Miami-Dade Mayor Carlos Alvarez said the first officer had been shot once and died at the scene. The second officer, who was shot several times, was taken to a hospital and later died, Alvarez said. The officers and suspect were not immediately identified.
Alvarez said a squad of Miami-Dade police officers - who are part of the career criminal unit of the warrants division - was serving a homicide warrant in the city's impoverished Liberty City neighborhood.
"This unit is very well-trained, very well-armed, and highly protects itself," said Alvarez, a former police officer. "So they know what they're doing. It was just a tragic incident that we see here too often in Miami-Dade, of a violent suspect who could care less."
Miami-Dade Police detective Edna Hernandez said a third officer was being treated at a hospital for minor injuries.

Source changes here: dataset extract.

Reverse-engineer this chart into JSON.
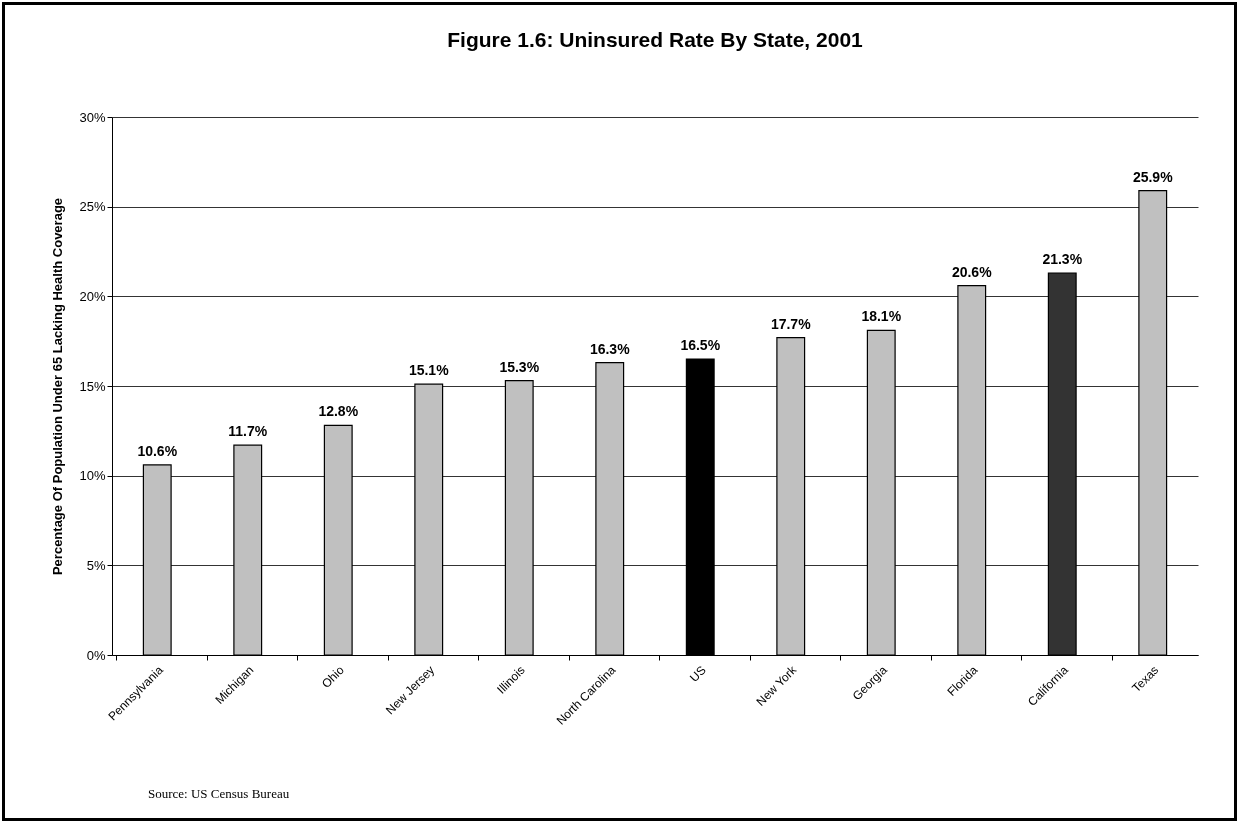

Barry Golden, a spokesman for the U.S. Marshals Service in South Florida, said the officers were working with a Marshals fugitive task force. The task force works to arrest people wanted for crimes from all over the country. He didn't immediately have details on what the task force had been working on Thursday.
John Rivera, president of the Dade County Police Benevolent Association, said in an e-mail that the fallen officers were heroes.
"These two officers were loving family members, friends and our neighbors. They wanted to serve their community and make it a better, safer place for all of us," Rivera said.
Two schools had been placed on lockdown as residents waited outside their homes in the neighborhood. Streets were blocked off with police tape as U.S. marshals walked the streets in riot gear.
Liberty City was named for a housing project built in the 1930s for poor African-Americans. The area has never fully recovered from years of simmering racial tension and riots.